When Conservation Looks Like Evasion
Bloomberg Businessweek|August 30, 2021
The IRS is examining conservation easement deductions, putting promoters in its crosshairs
David Voreacos, with Kaustuv Basu, Neil Weinberg, and Elise Young

Jack Fisher has raised hundreds of millions of dollars pitching investors on real estate development projects that were never built.

Fisher, an accountant-turned-developer, promoted projects such as the Preserve at Venice Harbor, near Hilton Head, S.C., where marketing illustrations showed houses on canals that evoked the famous Italian city. Instead of developing the land, he recruited investors to elaborate deals that provided them charitable tax deductions in return for donating easements for conservation. The Internal Revenue Service, however, suspects the deals may amount to tax fraud.

Fisher is at the center of a criminal probe related to these syndicated conservation easements, according to people familiar with the details, who requested anonymity to discuss a confidential matter. The investigation has already led to tax conspiracy charges against three accountants who worked with him.

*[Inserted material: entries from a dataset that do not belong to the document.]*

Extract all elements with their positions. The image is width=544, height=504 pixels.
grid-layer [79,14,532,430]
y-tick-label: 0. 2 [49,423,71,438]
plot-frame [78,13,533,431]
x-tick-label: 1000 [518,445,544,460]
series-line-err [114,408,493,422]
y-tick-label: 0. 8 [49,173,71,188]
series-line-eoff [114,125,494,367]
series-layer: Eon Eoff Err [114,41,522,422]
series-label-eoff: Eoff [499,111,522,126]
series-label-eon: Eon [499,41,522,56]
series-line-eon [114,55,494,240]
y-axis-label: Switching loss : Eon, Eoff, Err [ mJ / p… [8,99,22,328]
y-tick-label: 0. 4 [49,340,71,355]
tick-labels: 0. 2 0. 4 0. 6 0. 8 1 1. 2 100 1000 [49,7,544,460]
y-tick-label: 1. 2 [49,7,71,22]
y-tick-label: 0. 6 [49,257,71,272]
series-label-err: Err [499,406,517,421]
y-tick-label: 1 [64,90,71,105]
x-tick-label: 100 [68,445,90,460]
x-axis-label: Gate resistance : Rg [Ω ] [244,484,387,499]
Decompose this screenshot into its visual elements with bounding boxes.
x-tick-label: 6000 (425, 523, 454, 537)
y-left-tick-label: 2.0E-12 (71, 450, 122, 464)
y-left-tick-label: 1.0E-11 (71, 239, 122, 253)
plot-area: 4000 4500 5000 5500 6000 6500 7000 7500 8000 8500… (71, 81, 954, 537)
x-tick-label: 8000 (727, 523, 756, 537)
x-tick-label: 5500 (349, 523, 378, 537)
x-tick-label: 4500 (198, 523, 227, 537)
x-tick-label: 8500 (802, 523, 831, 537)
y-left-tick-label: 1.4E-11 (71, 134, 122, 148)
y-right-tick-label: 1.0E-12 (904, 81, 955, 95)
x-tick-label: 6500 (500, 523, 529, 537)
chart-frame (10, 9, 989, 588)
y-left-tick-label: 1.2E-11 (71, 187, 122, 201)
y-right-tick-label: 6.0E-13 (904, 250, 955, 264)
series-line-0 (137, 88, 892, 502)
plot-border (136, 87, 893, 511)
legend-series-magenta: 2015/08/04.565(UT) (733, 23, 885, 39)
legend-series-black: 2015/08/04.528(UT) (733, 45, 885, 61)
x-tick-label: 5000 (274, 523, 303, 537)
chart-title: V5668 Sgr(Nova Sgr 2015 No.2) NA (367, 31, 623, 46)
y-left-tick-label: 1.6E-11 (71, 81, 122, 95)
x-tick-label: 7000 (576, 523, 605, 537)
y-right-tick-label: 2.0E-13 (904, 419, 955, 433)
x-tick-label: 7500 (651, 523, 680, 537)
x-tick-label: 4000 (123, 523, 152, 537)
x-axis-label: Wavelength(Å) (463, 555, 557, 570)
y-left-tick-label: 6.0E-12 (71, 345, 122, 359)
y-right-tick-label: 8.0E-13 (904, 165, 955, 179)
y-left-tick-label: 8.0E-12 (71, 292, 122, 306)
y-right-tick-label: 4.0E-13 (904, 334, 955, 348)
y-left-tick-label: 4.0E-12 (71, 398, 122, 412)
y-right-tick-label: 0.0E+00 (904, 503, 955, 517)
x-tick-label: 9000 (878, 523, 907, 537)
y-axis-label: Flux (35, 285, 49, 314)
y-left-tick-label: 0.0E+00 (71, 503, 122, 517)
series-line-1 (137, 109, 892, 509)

A syndicated conservation easement gives dozens of investors in partnerships three choices: to build a specific development project; to hold on to the land and build later; or to donate an easement to a land trust or government, promising to forgo development. The third option entitles investors to charitable tax deductions, based on the appraised value of the land, that can be worth four or five times their investment.

Easements have been used—legitimately, and mostly by family partnerships and individuals like farmers—for decades as part of a federal push to preserve more than 30 million acres of land. Those aren’t the focus of an IRS crackdown. Instead, it’s going after promoters like Fisher who sell deals through brokers, accountants, lawyers, and tax preparers, and who market the projects that generate large tax deductions. The IRS has made these an enforcement priority, suing some promoters to shut them down and criminally investigating others.

California conservation lawyer Misti Schmidt says a typical syndicated easement used by wealthy investors is an “ugly tax-shelter scheme” that relies on grossly overvalued appraisals. “There’s so much money to be made, they just keep doing it,” says Schmidt, a partner at Conservation Partners.